Time-gated total internal reflection fluorescence spectroscopy (TG-TIRFS): application to the membrane marker laurdan.

A novel setup for total internal reflection fluorescence microscopy with spectral and temporal (nanosecond) resolution was used to measure the emission spectra of the membrane marker laurdan either selectively within the plasma membrane or in whole living cells, depending on the incident angle of the excitation light. With increasing temperature, the intensity of the fluorescence band around 490 nm increased in comparison with the band around 440 nm, which has previously been assigned to a phase transition of membrane lipids from gel to liquid crystalline phase. For a better separation of the overlapping spectral bands, time-gated detection with a delay of 10-15 ns with respect to the exciting laser pulse was used. As a parameter of membrane dynamics the so-called generalized polarization GP = (I440 - I490)/(I440 + I490) was evaluated at temperatures between 24 and 41 degrees C and variable angles of the incident light permitting to excite laurdan molecules either within the plasma membrane or in the whole cell.

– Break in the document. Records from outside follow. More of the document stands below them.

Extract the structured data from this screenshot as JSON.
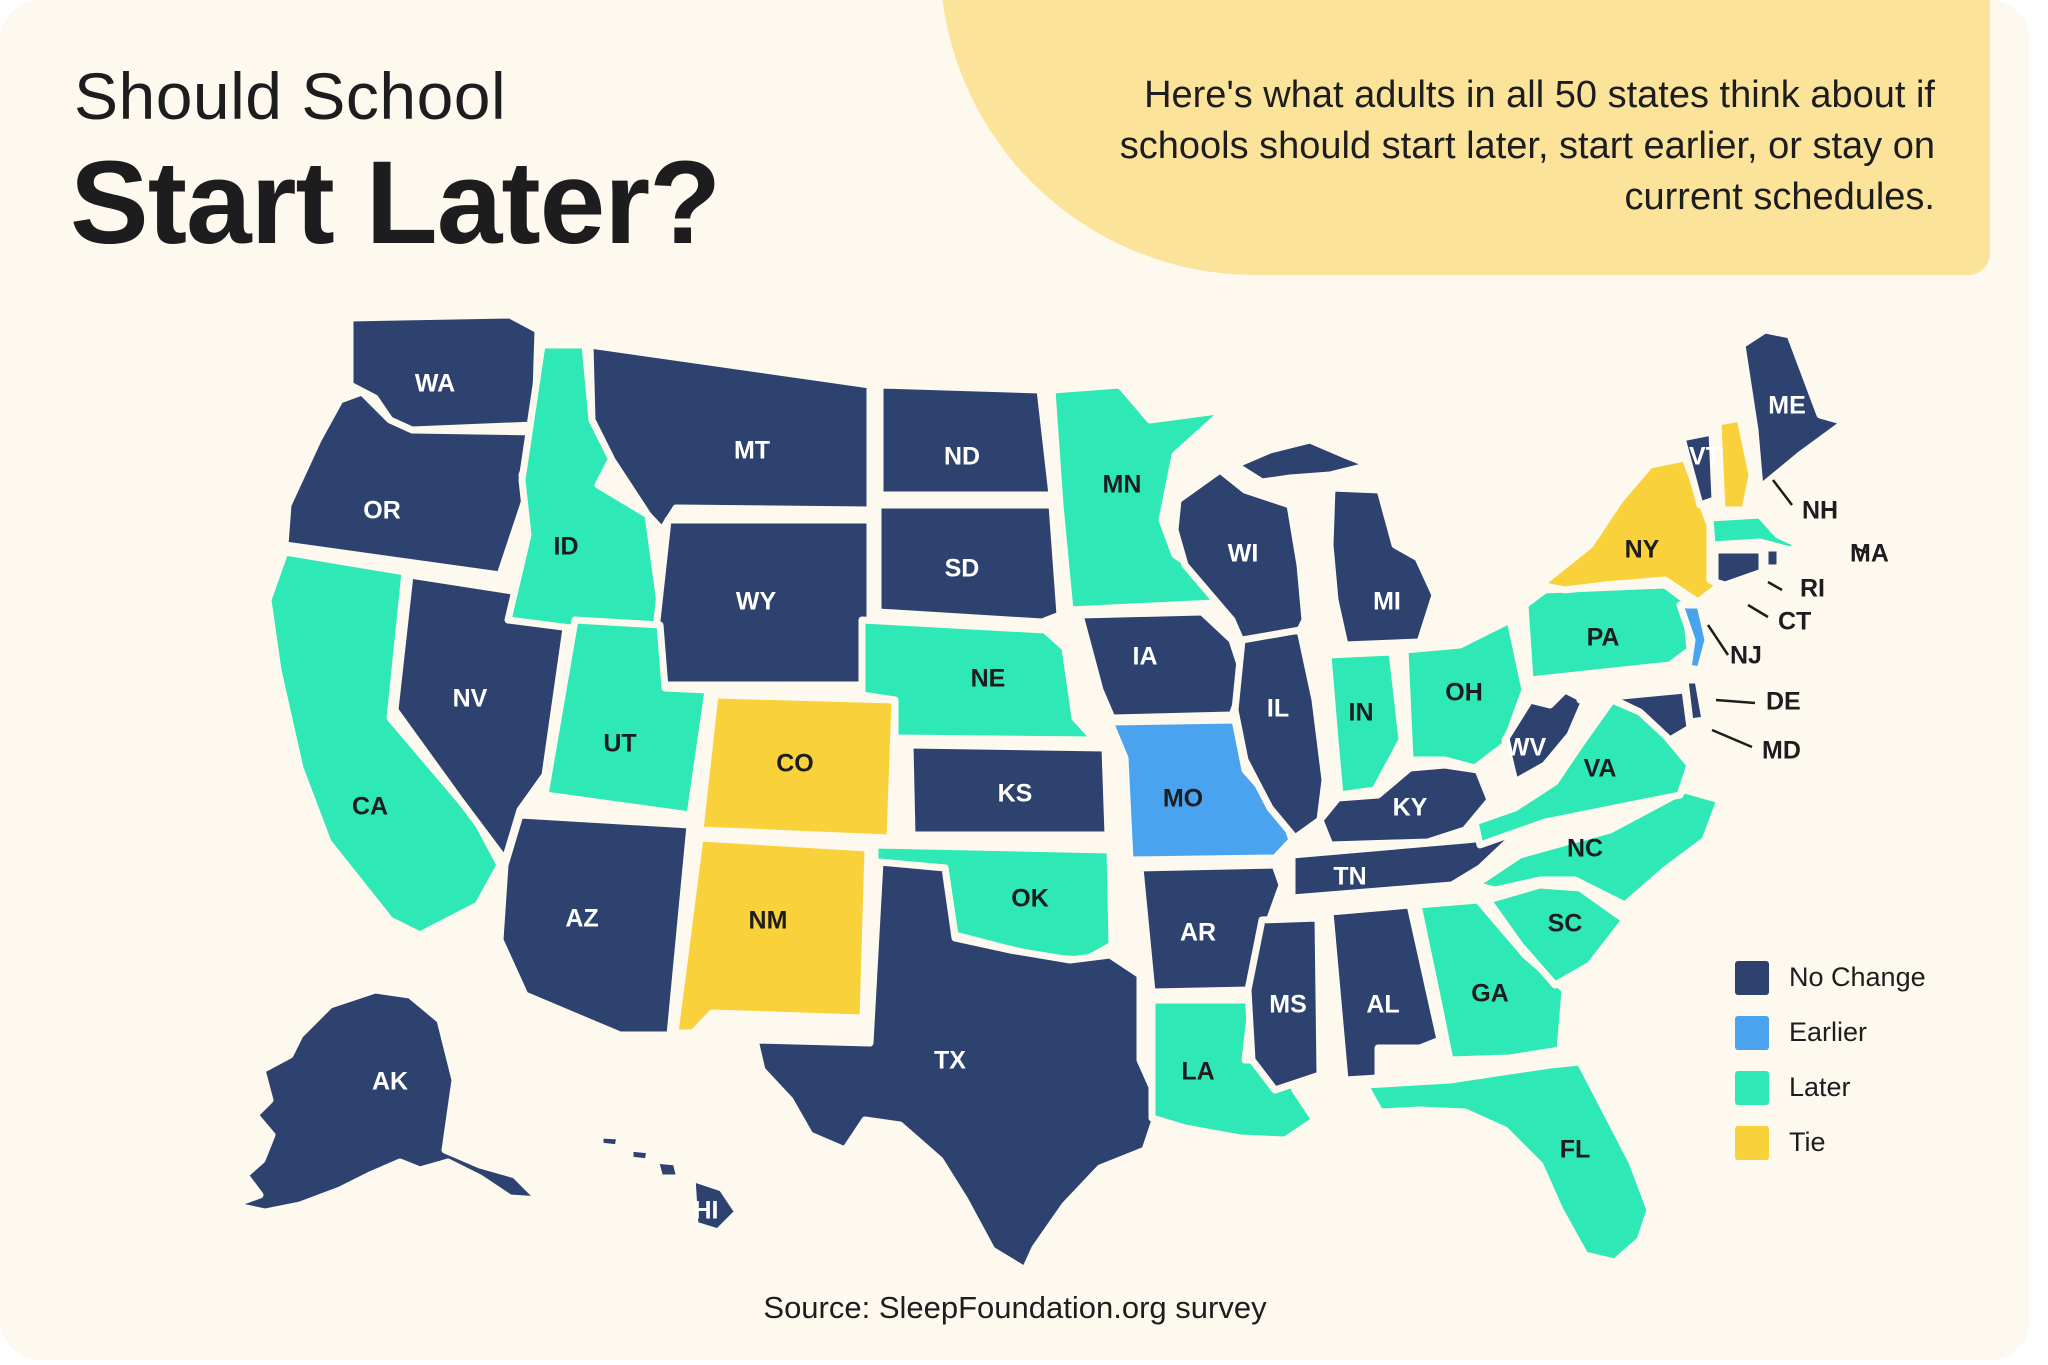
{
  "header": {
    "title_line1": "Should School",
    "title_line2": "Start Later?",
    "subtitle": "Here's what adults in all 50 states think about if schools should start later, start earlier, or stay on current schedules."
  },
  "legend": [
    {
      "key": "no_change",
      "label": "No Change",
      "color": "#2e4270"
    },
    {
      "key": "earlier",
      "label": "Earlier",
      "color": "#4aa3ee"
    },
    {
      "key": "later",
      "label": "Later",
      "color": "#2ee8b5"
    },
    {
      "key": "tie",
      "label": "Tie",
      "color": "#f8d13b"
    }
  ],
  "states": [
    {
      "abbr": "WA",
      "category": "no_change"
    },
    {
      "abbr": "OR",
      "category": "no_change"
    },
    {
      "abbr": "CA",
      "category": "later"
    },
    {
      "abbr": "NV",
      "category": "no_change"
    },
    {
      "abbr": "ID",
      "category": "later"
    },
    {
      "abbr": "MT",
      "category": "no_change"
    },
    {
      "abbr": "WY",
      "category": "no_change"
    },
    {
      "abbr": "UT",
      "category": "later"
    },
    {
      "abbr": "AZ",
      "category": "no_change"
    },
    {
      "abbr": "CO",
      "category": "tie"
    },
    {
      "abbr": "NM",
      "category": "tie"
    },
    {
      "abbr": "ND",
      "category": "no_change"
    },
    {
      "abbr": "SD",
      "category": "no_change"
    },
    {
      "abbr": "NE",
      "category": "later"
    },
    {
      "abbr": "KS",
      "category": "no_change"
    },
    {
      "abbr": "OK",
      "category": "later"
    },
    {
      "abbr": "TX",
      "category": "no_change"
    },
    {
      "abbr": "MN",
      "category": "later"
    },
    {
      "abbr": "IA",
      "category": "no_change"
    },
    {
      "abbr": "MO",
      "category": "earlier"
    },
    {
      "abbr": "AR",
      "category": "no_change"
    },
    {
      "abbr": "LA",
      "category": "later"
    },
    {
      "abbr": "WI",
      "category": "no_change"
    },
    {
      "abbr": "IL",
      "category": "no_change"
    },
    {
      "abbr": "MS",
      "category": "no_change"
    },
    {
      "abbr": "MI",
      "category": "no_change"
    },
    {
      "abbr": "IN",
      "category": "later"
    },
    {
      "abbr": "OH",
      "category": "later"
    },
    {
      "abbr": "KY",
      "category": "no_change"
    },
    {
      "abbr": "TN",
      "category": "no_change"
    },
    {
      "abbr": "AL",
      "category": "no_change"
    },
    {
      "abbr": "GA",
      "category": "later"
    },
    {
      "abbr": "FL",
      "category": "later"
    },
    {
      "abbr": "SC",
      "category": "later"
    },
    {
      "abbr": "NC",
      "category": "later"
    },
    {
      "abbr": "VA",
      "category": "later"
    },
    {
      "abbr": "WV",
      "category": "no_change"
    },
    {
      "abbr": "PA",
      "category": "later"
    },
    {
      "abbr": "NY",
      "category": "tie"
    },
    {
      "abbr": "VT",
      "category": "no_change"
    },
    {
      "abbr": "NH",
      "category": "tie"
    },
    {
      "abbr": "ME",
      "category": "no_change"
    },
    {
      "abbr": "MA",
      "category": "later"
    },
    {
      "abbr": "RI",
      "category": "no_change"
    },
    {
      "abbr": "CT",
      "category": "no_change"
    },
    {
      "abbr": "NJ",
      "category": "earlier"
    },
    {
      "abbr": "DE",
      "category": "no_change"
    },
    {
      "abbr": "MD",
      "category": "no_change"
    },
    {
      "abbr": "AK",
      "category": "no_change"
    },
    {
      "abbr": "HI",
      "category": "no_change"
    }
  ],
  "footer": {
    "source": "Source: SleepFoundation.org survey"
  }
}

A decrease of the GP values by approximately 0.2 units between 28 and 41 degrees C indicated an increase in membrane fluidity or a decrease in membrane stiffness with increasing temperature. In addition, higher GP values were observed for the plasma membrane as compared with intracellular membranes, probably due to a higher amount of cholesterol. Because properties of the plasma membrane have a large influence on the uptake or release of certain pharmaceutical agents or metabolites, the direct assessment of the dynamics of the plasma membrane by total internal reflection fluorescence spectroscopy appears to be important for pharmacology.